The two-year-old company has sold one prototype, and is wrapping up design on a production system expected to be available this summer. Karma is self-funded, employing six people in the United States, with some software development done in India. Initial interest has been from companies doing optical inspection of MEMS or silicon devices in production that are interested in combining the AFM capability with a confocal microscope so that they can zero in on the area of interest visually and then bring the sample over to the probe system for a closer look.
Probe tips typically pick up debris and wear out as often as every 30-60 min in the production environment, and may take several minutes or more to change, realign, verify and characterize manually.
Stable, short wavelength light sources enable cleaning and imaging
Now that Energetiq Technology’s EUV light sources have been shining away on research systems studying resist outgassing and other aspects of the EUV infrastructure for ~18 months, the company is readying other stable, short-wavelength light sources for other applications, such as advanced resist processing or cleaning critical layers.
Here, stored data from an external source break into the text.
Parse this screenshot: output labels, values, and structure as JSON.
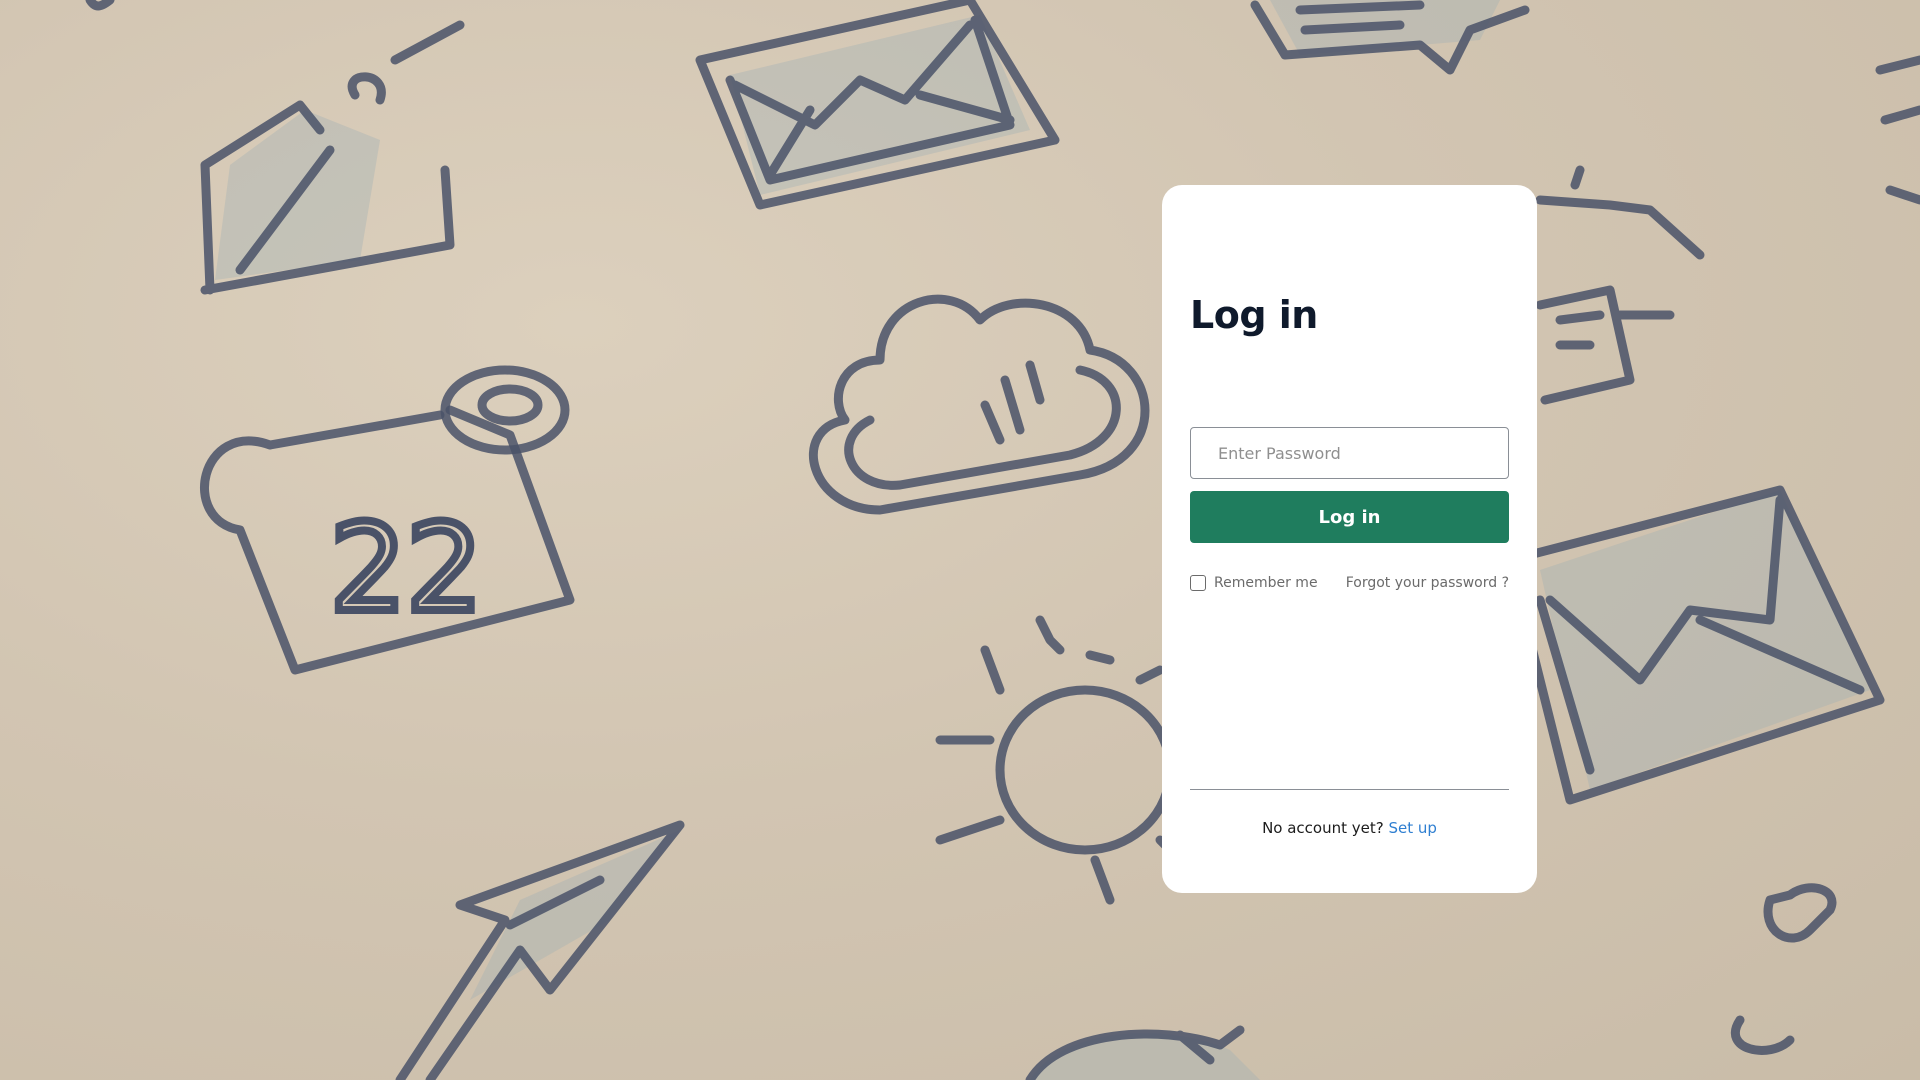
{
  "login": {
    "title": "Log in",
    "password_placeholder": "Enter Password",
    "submit_label": "Log in",
    "remember_label": "Remember me",
    "remember_checked": false,
    "forgot_label": "Forgot your password ?",
    "no_account_text": "No account yet?",
    "setup_label": "Set up"
  },
  "colors": {
    "primary_button": "#1f7d5e",
    "link": "#2f7fd1",
    "title": "#0f1a2c"
  },
  "background": {
    "icons": [
      "house-doodle-icon",
      "envelope-doodle-icon",
      "chat-bubble-doodle-icon",
      "calendar-doodle-icon",
      "cloud-doodle-icon",
      "sun-doodle-icon",
      "pencil-doodle-icon",
      "person-doodle-icon"
    ],
    "calendar_day": "22"
  }
}
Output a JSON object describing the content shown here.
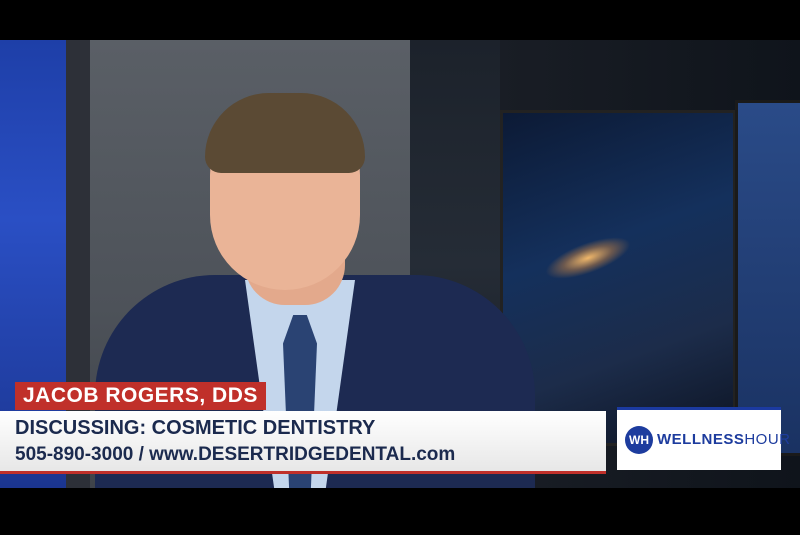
{
  "lower_third": {
    "name": "JACOB ROGERS, DDS",
    "topic": "DISCUSSING: COSMETIC DENTISTRY",
    "contact": "505-890-3000 / www.DESERTRIDGEDENTAL.com"
  },
  "logo": {
    "mark": "WH",
    "text_bold": "WELLNESS",
    "text_light": "HOUR"
  },
  "colors": {
    "accent_red": "#c0302a",
    "brand_blue": "#1d3c9e",
    "text_navy": "#1b2a4e"
  }
}
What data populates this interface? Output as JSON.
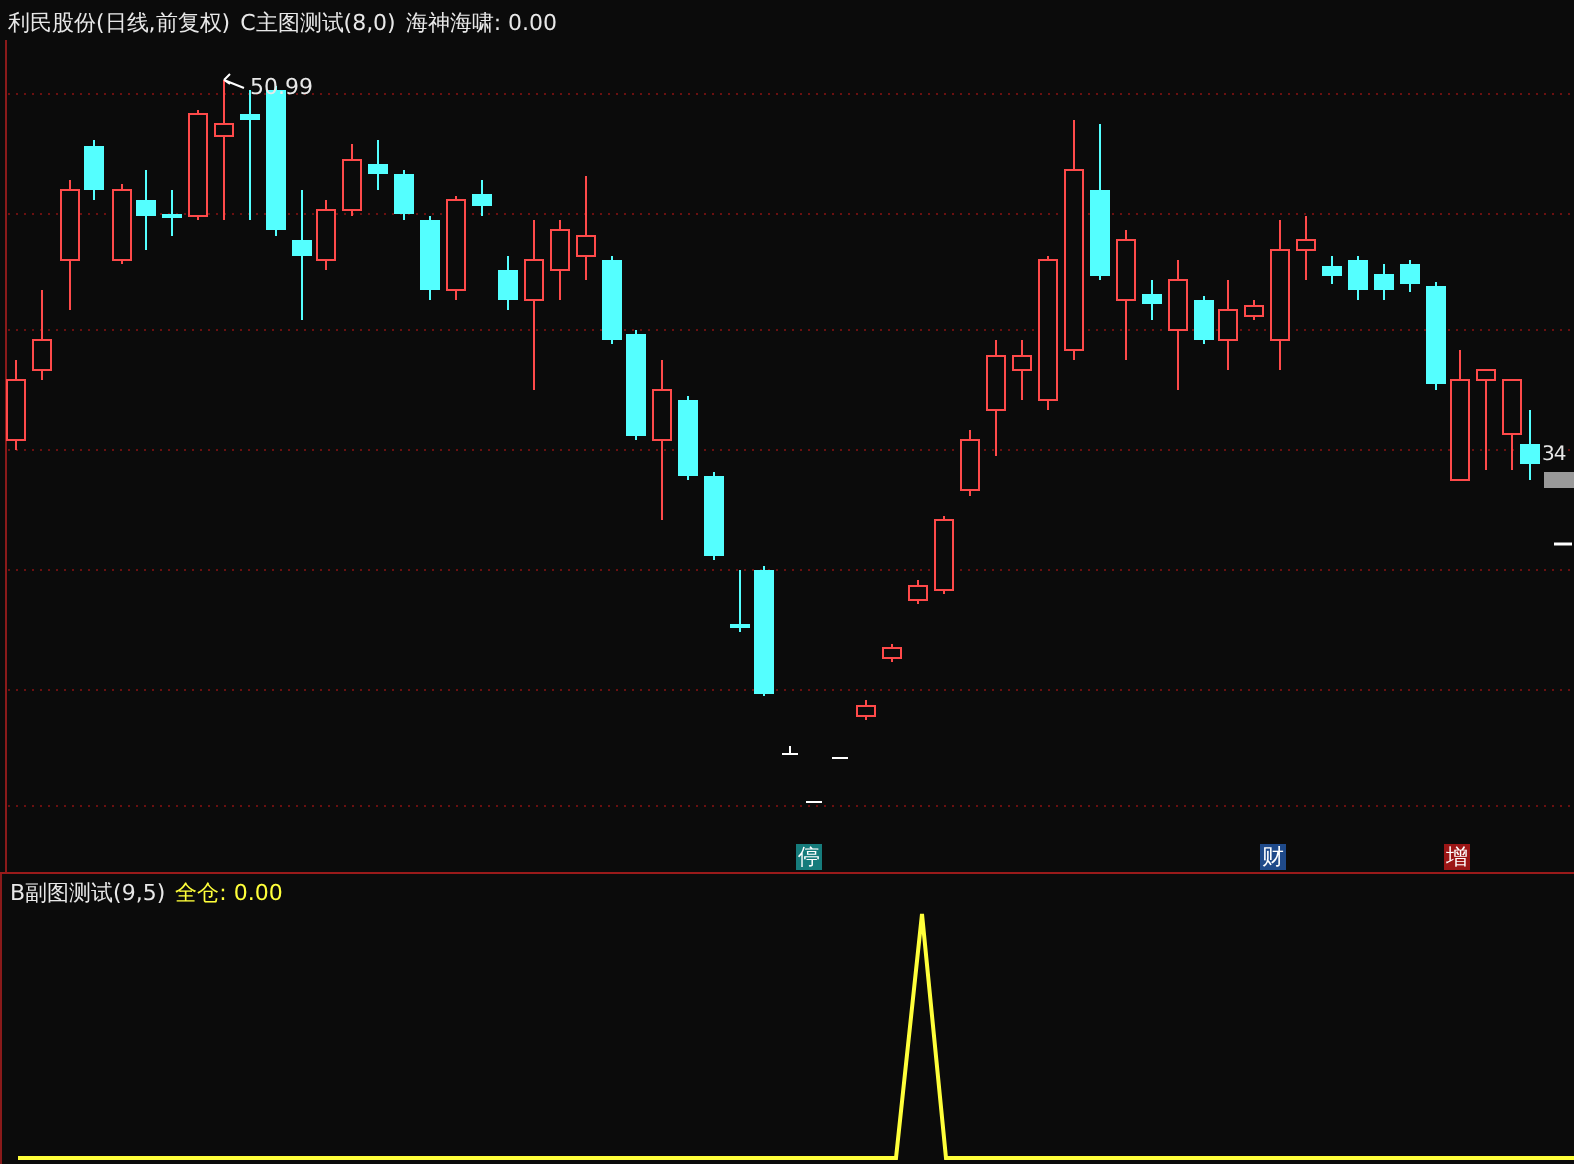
{
  "main_chart": {
    "stock_title": "利民股份(日线,前复权)",
    "indicator": "C主图测试(8,0)",
    "indicator_value": "海神海啸: 0.00",
    "high_label": "50.99",
    "price_label": "34",
    "signals": [
      {
        "text": "停",
        "color": "#167c7c"
      },
      {
        "text": "财",
        "color": "#1f4a8a"
      },
      {
        "text": "增",
        "color": "#9c1616"
      }
    ]
  },
  "sub_chart": {
    "indicator": "B副图测试(9,5)",
    "value": "全仓: 0.00"
  }
}
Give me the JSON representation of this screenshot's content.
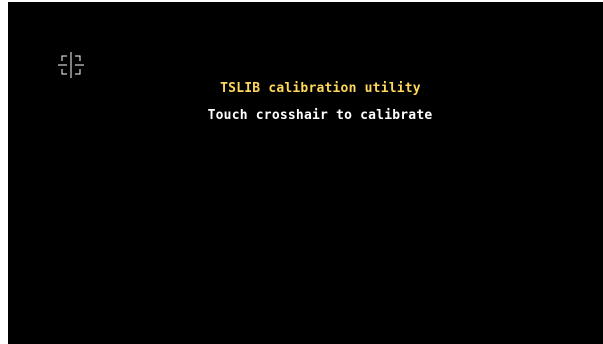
{
  "app": {
    "title": "TSLIB calibration utility",
    "instruction": "Touch crosshair to calibrate"
  },
  "crosshair": {
    "icon": "crosshair-icon",
    "color": "#ffffff"
  },
  "colors": {
    "background": "#000000",
    "title": "#ffd75a",
    "instruction": "#ffffff"
  }
}
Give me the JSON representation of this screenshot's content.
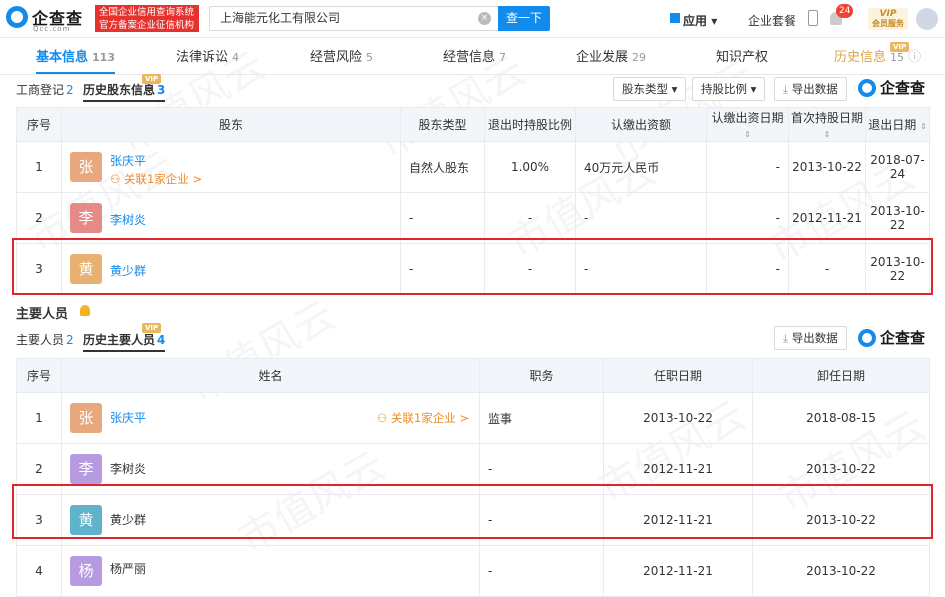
{
  "header": {
    "logo_text": "企查查",
    "logo_sub": "Qcc.com",
    "slogan_line1": "全国企业信用查询系统",
    "slogan_line2": "官方备案企业征信机构",
    "search_value": "上海能元化工有限公司",
    "search_button": "查一下",
    "app_label": "应用",
    "package_label": "企业套餐",
    "notification_count": "24",
    "vip_label": "VIP",
    "vip_sub": "会员服务"
  },
  "tabs": [
    {
      "label": "基本信息",
      "count": "113"
    },
    {
      "label": "法律诉讼",
      "count": "4"
    },
    {
      "label": "经营风险",
      "count": "5"
    },
    {
      "label": "经营信息",
      "count": "7"
    },
    {
      "label": "企业发展",
      "count": "29"
    },
    {
      "label": "知识产权",
      "count": ""
    },
    {
      "label": "历史信息",
      "count": "15"
    }
  ],
  "vip_tag": "VIP",
  "shareholders": {
    "subtab1_label": "工商登记",
    "subtab1_count": "2",
    "subtab2_label": "历史股东信息",
    "subtab2_count": "3",
    "filter_type": "股东类型",
    "filter_ratio": "持股比例",
    "export": "导出数据",
    "brand": "企查查",
    "columns": [
      "序号",
      "股东",
      "股东类型",
      "退出时持股比例",
      "认缴出资额",
      "认缴出资日期",
      "首次持股日期",
      "退出日期"
    ],
    "rows": [
      {
        "no": "1",
        "avatar": "张",
        "name": "张庆平",
        "link": "关联1家企业 >",
        "type": "自然人股东",
        "ratio": "1.00%",
        "capital": "40万元人民币",
        "cap_date": "-",
        "first_date": "2013-10-22",
        "exit_date": "2018-07-24"
      },
      {
        "no": "2",
        "avatar": "李",
        "name": "李树炎",
        "link": "",
        "type": "-",
        "ratio": "-",
        "capital": "-",
        "cap_date": "-",
        "first_date": "2012-11-21",
        "exit_date": "2013-10-22"
      },
      {
        "no": "3",
        "avatar": "黄",
        "name": "黄少群",
        "link": "",
        "type": "-",
        "ratio": "-",
        "capital": "-",
        "cap_date": "-",
        "first_date": "-",
        "exit_date": "2013-10-22"
      }
    ]
  },
  "personnel": {
    "section_title": "主要人员",
    "subtab1_label": "主要人员",
    "subtab1_count": "2",
    "subtab2_label": "历史主要人员",
    "subtab2_count": "4",
    "export": "导出数据",
    "brand": "企查查",
    "columns": [
      "序号",
      "姓名",
      "职务",
      "任职日期",
      "卸任日期"
    ],
    "rows": [
      {
        "no": "1",
        "avatar": "张",
        "name": "张庆平",
        "link": "关联1家企业 >",
        "role": "监事",
        "start": "2013-10-22",
        "end": "2018-08-15"
      },
      {
        "no": "2",
        "avatar": "李",
        "name": "李树炎",
        "link": "",
        "role": "-",
        "start": "2012-11-21",
        "end": "2013-10-22"
      },
      {
        "no": "3",
        "avatar": "黄",
        "name": "黄少群",
        "link": "",
        "role": "-",
        "start": "2012-11-21",
        "end": "2013-10-22"
      },
      {
        "no": "4",
        "avatar": "杨",
        "name": "杨严丽",
        "link": "",
        "role": "-",
        "start": "2012-11-21",
        "end": "2013-10-22"
      }
    ]
  },
  "colors": {
    "accent": "#128bed",
    "highlight": "#e0262d",
    "avatar_zhang": "#e8a77d",
    "avatar_li": "#e58a86",
    "avatar_huang": "#e8b16f",
    "avatar_li2": "#b79be0",
    "avatar_huang2": "#5fb3c9",
    "avatar_yang": "#b79be0"
  },
  "watermark": "市值风云"
}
Like the EUV source, Energetiq’s new high-intensity 10 kW Saturn deep ultraviolet (DUV) lamp also uses induction and eliminates any electrodes to create a stable high-power flood illumination. Pulsed magnetic fields in surrounding rings induce current in the Xe/Hg plasma loop within the doughnut-shaped bulb, producing irradiance of 500 mW/cm2 across the wafer plane. The company aims to replace microwave-driven DUV lamps for removal of organics from both wafers and displays, claiming lower consumables cost, lower temperatures, and wider illumination field, particularly targeting applications that need higher power or higher throughput. It also helps that the Saturn lamp has its bulb, power supply and water-cooling system fully integrated into a single compact package that can mount on a typical cluster tool.
Industry veteran Don Smith’s latest company produces its EUV light with the usual Z-pinch technology, but induces the current into the discharge plasma instead of using electrodes, which eliminates the metal debris produced as they degrade. It also magnetically confines the Z-pinch plasma in the center of the source away from the sides, which allows for the use of a long-lasting ceramic for the central bore. The result is a very stable light, with 4-5 µm positional stability. The central bore can last 6-12 months before needing changing on the 10 tools now running in labs around the industry. The system creates 10 W of EUV light at the collector.
With these products out in the market, Energetiq is looking for new light source challenges. “We’re looking for OEMs with other problems with short-wavelength light that we might help solve,” said Debbie Gustafson, vice president of sales.
Selective deposition of copper interconnect
Nanowire technology could turn out to be useful for selective deposition of copper interconnect at the 22 nm node. Nano Cluster Devices is looking for partners to further develop its process for deposition of pure copper nanoclusters into deep trenches without getting them on surrounding surfaces, thus potentially eliminating polishing steps and avoiding introducing non-uniformities. The nanoclusters are made with a gas aggregation process, where hot metal from a crucible is evaporated into a stream of cool inert gas, where it condenses into droplets that are swept out the nozzle in a showerhead spray onto the wafer at significant velocity. How the balls scatter across the surface and where they come to rest depends on their size and velocity, which can be adjusted to make the clusters bounce off the flat surface and settle into the trench and stick there. “The clusters are very pure copper,” noted Simon Brown, the company’s CTO, “compared to the usual liquid with all that organic gunk you have to get rid of.” The Figure shows clusters that are almost entirely absent from the planar surfaces between trenches.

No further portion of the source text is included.